Proposition de loi Droits des malades et des personnes en fin de vie

Direction de la Séance

N°28

28 octobre 2015

(2ème lecture)

(n° 104 , 103 , 106)


AMENDEMENT

C Défavorable
G Favorable
Rejeté

présenté par

Le Gouvernement


ARTICLE 2

Consulter le texte de l'article ^

Rédiger ainsi cet article :

Après le même article L. 1110-5, il est inséré un article L. 1110-5-1 ainsi rédigé :

« Art. L. 1110-5-1. – Les actes mentionnés à l’article L. 1110-5 ne doivent pas être poursuivis par une obstination déraisonnable. Lorsqu’ils apparaissent inutiles, disproportionnés ou n'ayant d'autre effet que le seul maintien artificiel de la vie, ils sont suspendus ou ne sont pas entrepris sous réserve de la prise en compte de la volonté du patient et,  lorsque le patient est hors d’état d’exprimer sa volonté, dans le respect de la procédure collégiale définie par le code de déontologie médicale.

« Dans ce cas, le médecin sauvegarde la dignité de la personne mourante et assure la qualité de sa vie en dispensant les soins visés à l'article L. 1110-10, y compris les traitements mentionnés à l’article L. 1110-5-2.

« La nutrition et l’hydratation artificielles constituent un traitement. »

Objet

L’article 2 de la proposition de loi concerne l’arrêt de traitement au titre du refus de l’obstination déraisonnable. Il s’agit d’un article essentiel.

La  rédaction de l’article 2, issue des travaux de la commission des affaires sociales, en supprimant le critère d’inutilité, en excluant la famille de la procédure collégiale et en donnant le choix au médecin de maintenir l’hydratation artificielle, met à mal les acquis de la loi Leonetti de 2005 telle qu’éclairée par le Conseil d’Etat et validée par la CEDH dans l’affaire Vincent Lambert et les avancées souhaitées sur la primauté de la volonté du patient.

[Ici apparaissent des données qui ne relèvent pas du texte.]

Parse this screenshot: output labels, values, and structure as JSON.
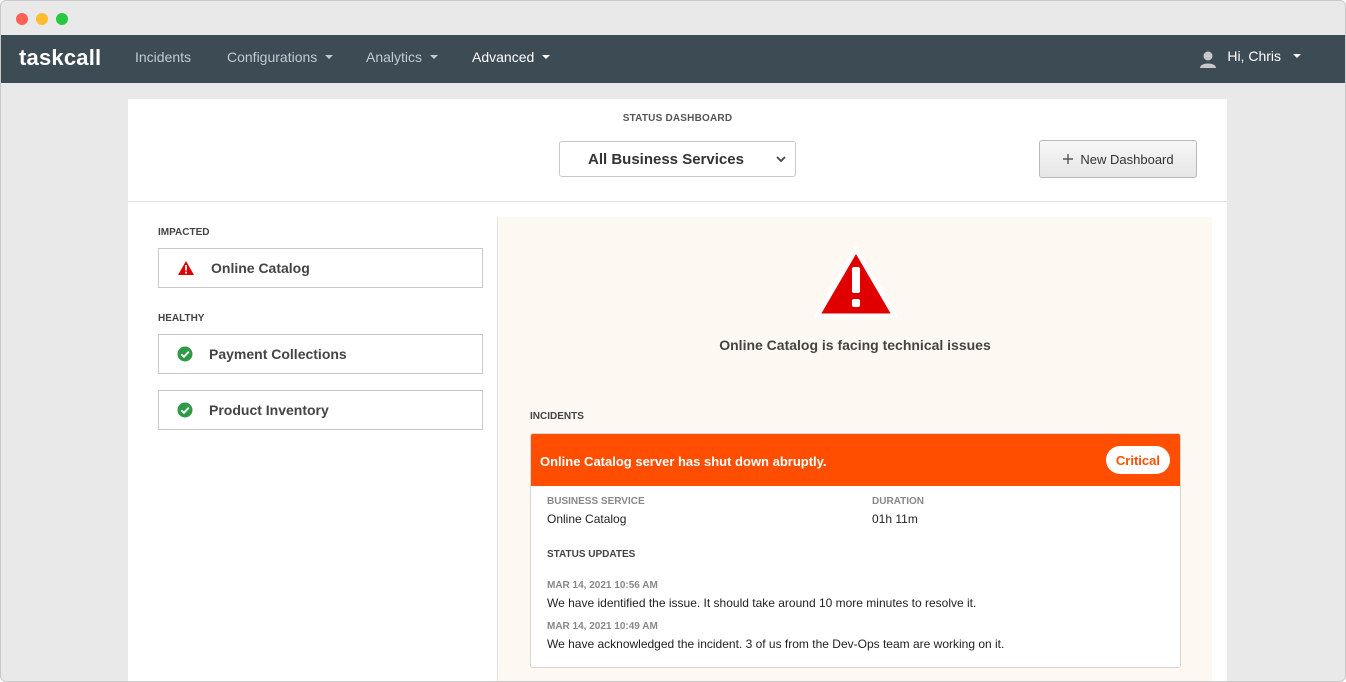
{
  "navbar": {
    "brand": "taskcall",
    "items": [
      {
        "label": "Incidents",
        "has_caret": false
      },
      {
        "label": "Configurations",
        "has_caret": true
      },
      {
        "label": "Analytics",
        "has_caret": true
      },
      {
        "label": "Advanced",
        "has_caret": true
      }
    ],
    "user": "Hi, Chris"
  },
  "dashboard": {
    "label": "STATUS DASHBOARD",
    "selected": "All Business Services",
    "new_button": "New Dashboard"
  },
  "sidebar": {
    "impacted_label": "IMPACTED",
    "impacted": [
      {
        "name": "Online Catalog",
        "icon": "warning-icon"
      }
    ],
    "healthy_label": "HEALTHY",
    "healthy": [
      {
        "name": "Payment Collections",
        "icon": "check-circle-icon"
      },
      {
        "name": "Product Inventory",
        "icon": "check-circle-icon"
      }
    ]
  },
  "panel": {
    "message": "Online Catalog is facing technical issues",
    "incidents_label": "INCIDENTS",
    "incident": {
      "title": "Online Catalog server has shut down abruptly.",
      "severity": "Critical",
      "service_label": "BUSINESS SERVICE",
      "service": "Online Catalog",
      "duration_label": "DURATION",
      "duration": "01h 11m",
      "updates_label": "STATUS UPDATES",
      "updates": [
        {
          "time": "MAR 14, 2021 10:56 AM",
          "text": "We have identified the issue. It should take around 10 more minutes to resolve it."
        },
        {
          "time": "MAR 14, 2021 10:49 AM",
          "text": "We have acknowledged the incident. 3 of us from the Dev-Ops team are working on it."
        }
      ]
    }
  },
  "colors": {
    "navbar_bg": "#3d4b55",
    "incident_header": "#ff4e00",
    "warning_red": "#e00000",
    "healthy_green": "#2e9a47",
    "panel_bg": "#fdf8f1"
  }
}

La rédaction proposée par le présent amendement, reprend au 1er alinéa les 3 critères à prendre en compte pour caractériser l’obstination déraisonnable de la loi Léonetti de 2005 et précise les situations dans lesquelles l’arrêt de traitement s’impose alors, notamment au vu de la volonté du malade et dans le cadre de la procédure collégiale lorsque le patient est hors d’état de s’exprimer.

Le 2ème alinéa précise la référence aux soins palliatifs en rappelant que la sédation profonde et continue jusqu’au décès prévue à l’article 3 fait partie des soins palliatifs.

Enfin la rédaction rétablit le dernier alinéa de l’article 2 tel qu’issu de l’Assemblée nationale précisant que l’hydratation et de l’alimentation artificielles sont des traitements.